Given the foibles exposed during the brutal, injury-plagued 2014 season and the sudden crash of team expectations going forward, I've begun to think that Dusty's firing was, for him at least, quite the blessing in disguise. He was hired prior to Jocketty being brought into the organization, and there were consistent rumblings that the two were never close, yet despite their apparent rift the team matured into a formidable force in the National League, twice taking the NL Central crown and thrice heading to the playoffs with a largely homegrown roster of stars. Then, in the first season following his departure, a squad composed almost entirely of the same players that Dusty campaigned collapsed offensively and stumbled to a 76 win campaign that featured one of the worst offenses in a generation.
Mitigating factors abound, of course, but from a purely objective view the succession of events stands thusly:
The 2013 Reds won 90 games.
Dusty claimed the iffy hitting in 2013 wasn't hitting coach Brook Jacoby's fault.
Dusty was fired.
The 2014 Reds spent half the season with easily the worst offense in all of baseball and the entire season as one of the three worst.
The 2014 Reds won just 76 games.
When Dusty was almost exactly a year ago, you could reasonably say he had some egg on his face. He'd fallen on the sword for his friend and longtime colleague Jacoby, feuded with a GM who had won a World Series and a thousand games in his career, and he'd just been bounced from the playoffs without a ring from the third franchise he'd failed to get over the hump.
Since that time, however, much of that egg has been wiped away.

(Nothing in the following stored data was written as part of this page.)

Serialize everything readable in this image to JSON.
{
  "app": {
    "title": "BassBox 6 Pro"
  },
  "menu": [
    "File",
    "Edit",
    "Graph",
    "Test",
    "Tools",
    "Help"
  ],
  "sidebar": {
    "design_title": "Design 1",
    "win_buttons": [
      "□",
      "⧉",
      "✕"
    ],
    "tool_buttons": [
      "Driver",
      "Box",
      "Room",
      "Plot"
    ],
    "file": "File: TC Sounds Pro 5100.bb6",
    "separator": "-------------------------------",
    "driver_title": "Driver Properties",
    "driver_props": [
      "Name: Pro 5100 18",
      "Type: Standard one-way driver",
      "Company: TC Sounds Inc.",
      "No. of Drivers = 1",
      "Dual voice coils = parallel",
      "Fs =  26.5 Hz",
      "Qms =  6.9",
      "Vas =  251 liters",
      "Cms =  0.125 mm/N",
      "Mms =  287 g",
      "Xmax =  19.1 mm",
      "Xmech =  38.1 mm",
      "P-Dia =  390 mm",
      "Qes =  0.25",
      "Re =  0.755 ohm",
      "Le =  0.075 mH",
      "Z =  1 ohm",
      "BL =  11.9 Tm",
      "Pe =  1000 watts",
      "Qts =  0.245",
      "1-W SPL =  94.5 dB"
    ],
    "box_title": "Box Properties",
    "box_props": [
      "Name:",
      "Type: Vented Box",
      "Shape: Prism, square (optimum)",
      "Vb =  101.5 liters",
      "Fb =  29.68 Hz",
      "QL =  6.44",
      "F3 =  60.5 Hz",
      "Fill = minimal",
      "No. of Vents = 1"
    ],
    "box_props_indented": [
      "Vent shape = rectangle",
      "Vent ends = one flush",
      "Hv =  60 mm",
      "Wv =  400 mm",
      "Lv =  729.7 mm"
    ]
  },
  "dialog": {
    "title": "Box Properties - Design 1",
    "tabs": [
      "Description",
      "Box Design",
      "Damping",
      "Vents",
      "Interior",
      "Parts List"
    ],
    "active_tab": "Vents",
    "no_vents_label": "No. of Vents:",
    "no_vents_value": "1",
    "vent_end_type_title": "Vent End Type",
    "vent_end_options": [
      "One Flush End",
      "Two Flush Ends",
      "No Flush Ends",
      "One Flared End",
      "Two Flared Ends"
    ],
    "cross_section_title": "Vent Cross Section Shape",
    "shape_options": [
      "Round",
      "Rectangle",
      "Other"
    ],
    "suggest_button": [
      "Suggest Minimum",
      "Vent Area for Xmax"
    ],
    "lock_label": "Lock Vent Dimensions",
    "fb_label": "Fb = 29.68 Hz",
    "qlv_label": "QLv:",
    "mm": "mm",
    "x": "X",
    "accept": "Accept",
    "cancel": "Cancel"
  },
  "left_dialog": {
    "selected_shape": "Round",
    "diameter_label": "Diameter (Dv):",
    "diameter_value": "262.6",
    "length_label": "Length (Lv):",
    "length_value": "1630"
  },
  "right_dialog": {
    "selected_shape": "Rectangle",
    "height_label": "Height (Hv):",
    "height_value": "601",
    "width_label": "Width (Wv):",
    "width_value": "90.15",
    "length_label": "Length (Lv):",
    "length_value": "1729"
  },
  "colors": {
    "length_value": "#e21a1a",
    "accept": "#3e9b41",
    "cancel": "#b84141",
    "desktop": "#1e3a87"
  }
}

Now, he's the veteran manager on the market, the guy who has won division titles with each of the three franchises he has managed in his career and the man who was fired for some reason despite leading the Cincinnati Reds to at least 90 wins and the playoffs in his last two seasons in charge. He's the man whose team fell apart after he was fired, the man who clashed with Walt Jocketty about decision making only to see Jocketty's own performance called into question after his series of questionable moves helped derail the 2014 Reds.
Dusty's 65 years old now, and he has repeatedly intimated that he'd like another shot at managing. By all accounts, he's the biggest name available on the market, and there are a handful of opportunities that have already opened up since the end of the regular season. He's being helped by the seasons had by a few of his peers, too. Both Buck Showalter and Ned Yost have been unceremoniously and questionably canned by franchises in the past in the midst of successful managerial stints, and they've now led the Baltimore Orioles and Kansas City Royals to the ALCS, respectively.
There's nothing that Dusty could have done to prevent the Reds from overcoming the rash of injuries that torpedoed the 2014 season, but that's not really the point. What matters is that he had a great run in Cincinnati, clashed with upper management about the direction of the franchise, and came away from being fired looking in many ways like the guy who actually knew what he was talking about.
Dusty deserves another shot at managing, and he'll get one. Whether you're a fan of his in-game tendencies or not, Yost's bunts and Bryan Price's insistence on hitting a sub .300 OBP speedster first in the lineup show that there's still a preponderance of GM's who trust managers for more than just their annoying habits.
One year and two days ago, I wrote that cutting ties with Dusty was painful yet predictable in part because the franchise had reached a state of stagnation. With another year of observation under my belt, I'm beginning to think it wasn't Dusty that was the problem.